Eva vino a verla y dijo: «Esta niña no se parece en nada a Charles. No ha habido ningún bebé que se le parezca en la familia». Así que yo le respondí: «Siento que te haya decepcionado. En realidad, se parece a la mía». Eva no conocía a nadie de mi familia, sólo a mí, así que no me arriesgaba mucho diciendo esto. Cuando llevaba unos diez días en casa, apareció Peregrine. Al principio me había sentido muy desgraciada porque no había venido a ver a su hermosa hijita, pero para entonces casi me había olvidado de él. Cuando vino, sin embargo, enseguida recordé que había planeado ser lo más horrorosa que pudiera con él, así que puse cara de pocos amigos y me mostré hosca, pero él parecía tan contrito y humilde que acabé perdonándolo. Dijo que no había venido antes porque creía que me molestaría su presencia. Pensé que era una débil excusa, pero se salió con la suya, porque me ablandó verlo tan impresionado por la belleza de Fanny. Se quedó a tomar el té y le pregunté por qué no nos había dicho nada de que se mudaba de casa. Pareció avergonzado, y luego dijo que estaba viviendo con unos familiares, y no podía recordar por qué razón no nos dijo en su momento que se mudaba. Así que pensé: «¡Pobre hombre! Está tan mal de dinero que no tiene ni para el alquiler».
Al día siguiente volvió, y trajo un bonito estuche con un cepillo y un peine para Fanny, y un camión rojo lleno de ladrillos para Sandro. A partir de entonces empezó a venir casi todas las tardes. Estaba completamente fascinado por Fanny. Muchas veces venía en un coche que le prestaban sus parientes y, cuando empezó a hacer buen tiempo, a veces nos llevaba al campo. A mí me encantaban esas pequeñas excursiones.

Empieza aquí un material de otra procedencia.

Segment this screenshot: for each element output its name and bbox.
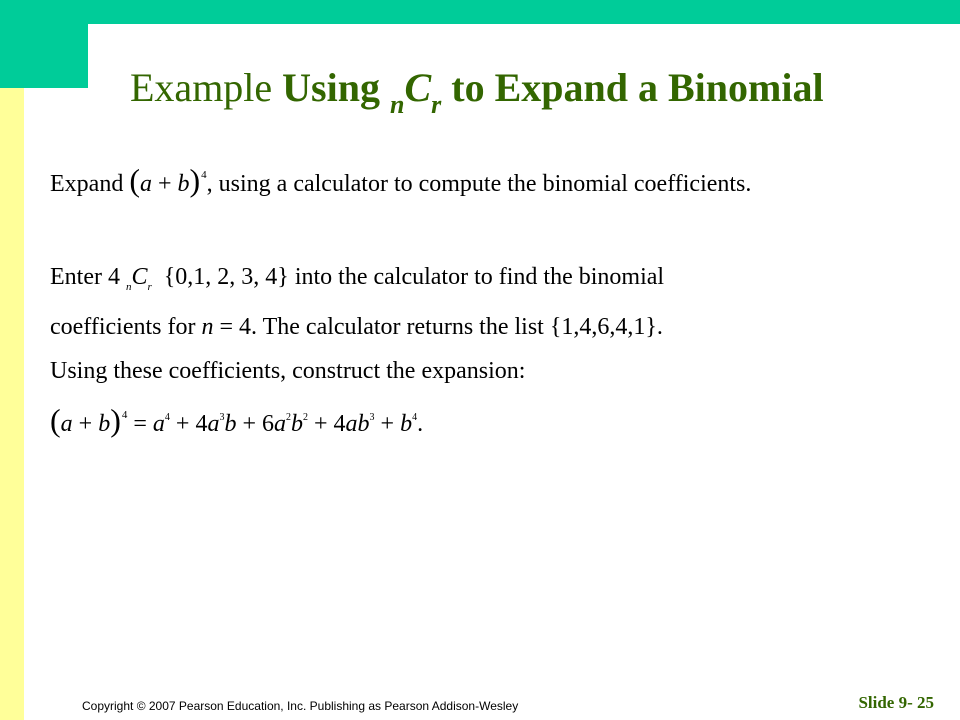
title-c: C: [404, 65, 432, 110]
line1-a: a: [139, 171, 152, 197]
line5-t4b: b: [357, 411, 370, 437]
title-sub-r: r: [431, 90, 442, 119]
line5-t4b-exp: 3: [369, 412, 375, 423]
line2-c: C: [131, 264, 148, 290]
line5-b: b: [98, 411, 111, 437]
line2-enter: Enter 4: [50, 264, 120, 290]
line3-n: n: [201, 314, 214, 340]
body-line-1: [50, 162, 751, 199]
top-accent-bar: [0, 0, 960, 24]
title-prefix: Example: [130, 65, 283, 110]
line5-p3: + 4: [308, 411, 346, 437]
line3-start: coefficients for: [50, 314, 202, 340]
line1-rest: , using a calculator to compute the binomial coefficients.: [206, 171, 752, 197]
line5-t2a-exp: 3: [219, 412, 225, 423]
line5-t3b-exp: 2: [303, 412, 308, 423]
line5-t5: b: [400, 411, 413, 437]
title-rest: to Expand a Binomial: [441, 65, 824, 110]
left-side-bar: [0, 88, 24, 720]
line5-a: a: [60, 411, 73, 437]
copyright-footer: Copyright © 2007 Pearson Education, Inc. Publishing as Pearson Addison-Wesley: [82, 699, 519, 713]
line5-paren-close: ): [110, 402, 121, 438]
line2-set: {0,1, 2, 3, 4}: [163, 264, 289, 290]
line5-end: .: [417, 411, 424, 437]
line5-eq: =: [127, 411, 153, 437]
line1-plus: +: [151, 171, 178, 197]
title-using: Using: [282, 65, 390, 110]
line5-t5-exp: 4: [412, 412, 418, 423]
line5-t2a: a: [207, 411, 220, 437]
slide-number: Slide 9- 25: [858, 693, 934, 712]
line2-sub-r: r: [147, 281, 152, 293]
corner-accent-block: [0, 0, 88, 88]
line5-p4: +: [374, 411, 401, 437]
body-line-3: [50, 314, 663, 341]
line3-eq: = 4. The calculator returns the list: [213, 314, 550, 340]
line5-exponent: 4: [121, 409, 128, 421]
line5-t3b: b: [291, 411, 303, 437]
slide-title: [130, 58, 930, 123]
line1-word: Expand: [50, 171, 124, 197]
line5-t1: a: [152, 411, 165, 437]
body-line-4: [50, 358, 525, 385]
line4-text: Using these coefficients, construct the expansion:: [50, 358, 526, 384]
line5-t3a: a: [274, 411, 286, 437]
line5-paren-open: (: [50, 402, 61, 438]
line5-t4a: a: [345, 411, 358, 437]
line2-rest: into the calculator to find the binomial: [294, 264, 665, 290]
line1-paren-close: ): [189, 162, 201, 198]
title-sub-n: n: [389, 90, 405, 119]
line3-end: .: [656, 314, 663, 340]
line5-p1: + 4: [169, 411, 208, 437]
line5-t2b: b: [224, 411, 237, 437]
line1-paren-open: (: [129, 162, 140, 198]
line1-b: b: [177, 171, 190, 197]
line5-plus: +: [72, 411, 99, 437]
body-line-5: [50, 402, 423, 439]
line3-list: {1,4,6,4,1}: [549, 314, 657, 340]
line5-p2: + 6: [236, 411, 274, 437]
line5-t1-exp: 4: [164, 412, 170, 423]
body-line-2: [50, 264, 664, 291]
line5-t3a-exp: 2: [286, 412, 291, 423]
line1-exponent: 4: [201, 169, 207, 181]
line2-sub-n: n: [125, 281, 132, 293]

Cuando Fanny tenía mes y medio saqué del banco las últimas cinco libras, y ahí se acabó mi cuenta corriente. No tenía más dinero. Las cinco libras me dieron para los gastos de la casa de dos semanas más. Luego tuve que empezar a pedirle dinero a Charles. Él sólo ganaba una libra a la semana, y por las noches se gastaba mucho más con sus nuevos amigos. Supongo que empezó a pedir dinero prestado porque a veces me daba una libra, pero con eso apenas podía pagar la comida de unos días, y el resto de la semana no había nada. Le conté a Peregrine que se me había acabado el dinero, pero él sólo dijo: «¡Qué pena!». Y ahí quedó todo. Puede que él estuviera también sin blanca. Empecé a tener miedo y a deprimirme, y pensé: «Éste es el castigo que me merezco por ser una adúltera». Entonces me acordé de que antes de serlo era todavía más pobre, así que tal vez fuera un castigo por algo que había olvidado.